I've mentioned this several times on social media, but I'm aware that many people probably haven't read such updates. I think this is best handled as a discussion anyway.
What's changing
Due to Chrome's manifest v3 changes, Buttercup can no longer run a daemon process in the background. This process, up until now, was used to keep decrypted credentials in memory while vaults were unlocked. The daemon didn't sleep and its memory was only wiped when the browser closed or the extension updated. Manifest v3 drops support for background (daemon) processes and in doing so will prevent Buttercup from working in the same way.

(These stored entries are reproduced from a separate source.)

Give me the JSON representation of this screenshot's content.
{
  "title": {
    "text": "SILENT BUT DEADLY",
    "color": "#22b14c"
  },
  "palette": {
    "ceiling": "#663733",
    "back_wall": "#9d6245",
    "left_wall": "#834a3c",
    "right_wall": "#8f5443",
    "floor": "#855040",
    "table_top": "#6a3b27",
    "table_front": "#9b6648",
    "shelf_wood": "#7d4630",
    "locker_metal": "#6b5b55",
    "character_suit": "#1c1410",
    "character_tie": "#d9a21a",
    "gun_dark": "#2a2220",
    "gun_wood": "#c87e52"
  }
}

After toying with running Buttercup
restfully in the new service worker model (it didn't work), I've decided to make some drastic changes to how the extension works: namely, that the browser extension will interface directly with the desktop application. All vaults, their statuses and their contents will be retrieved from the desktop application, running in the background, instead of from the extensions memory.
What does this mean?
- You will no longer have vaults stored in the browser extension
- The desktop application must be running to use the extension
- The browser extension's "vaults" will be the same as those connected to the desktop application
- To use a vault in the extension it must be unlocked in the desktop app
- Saved credentials from the browser will be saved via the desktop application
- The local vault connector support in the extension will be removed, as you can natively access file-based vaults in the new model
This is a huge change for the platform, and not one I've decided on without giving it a bit of thought. I definitely preferred having the vaults isolated within the extension, but their were some problems:
- Inefficient - obviously doing it this was wasteful CPU/memory wise as having them stored just once in the desktop application would be better
- More effort - soon you'll just connect a vault once and it'll be available in both places
- Unpolished - the extension has a few quirks, such as updates locking all vaults
I feel like this is
genuinely better for Buttercup going forward.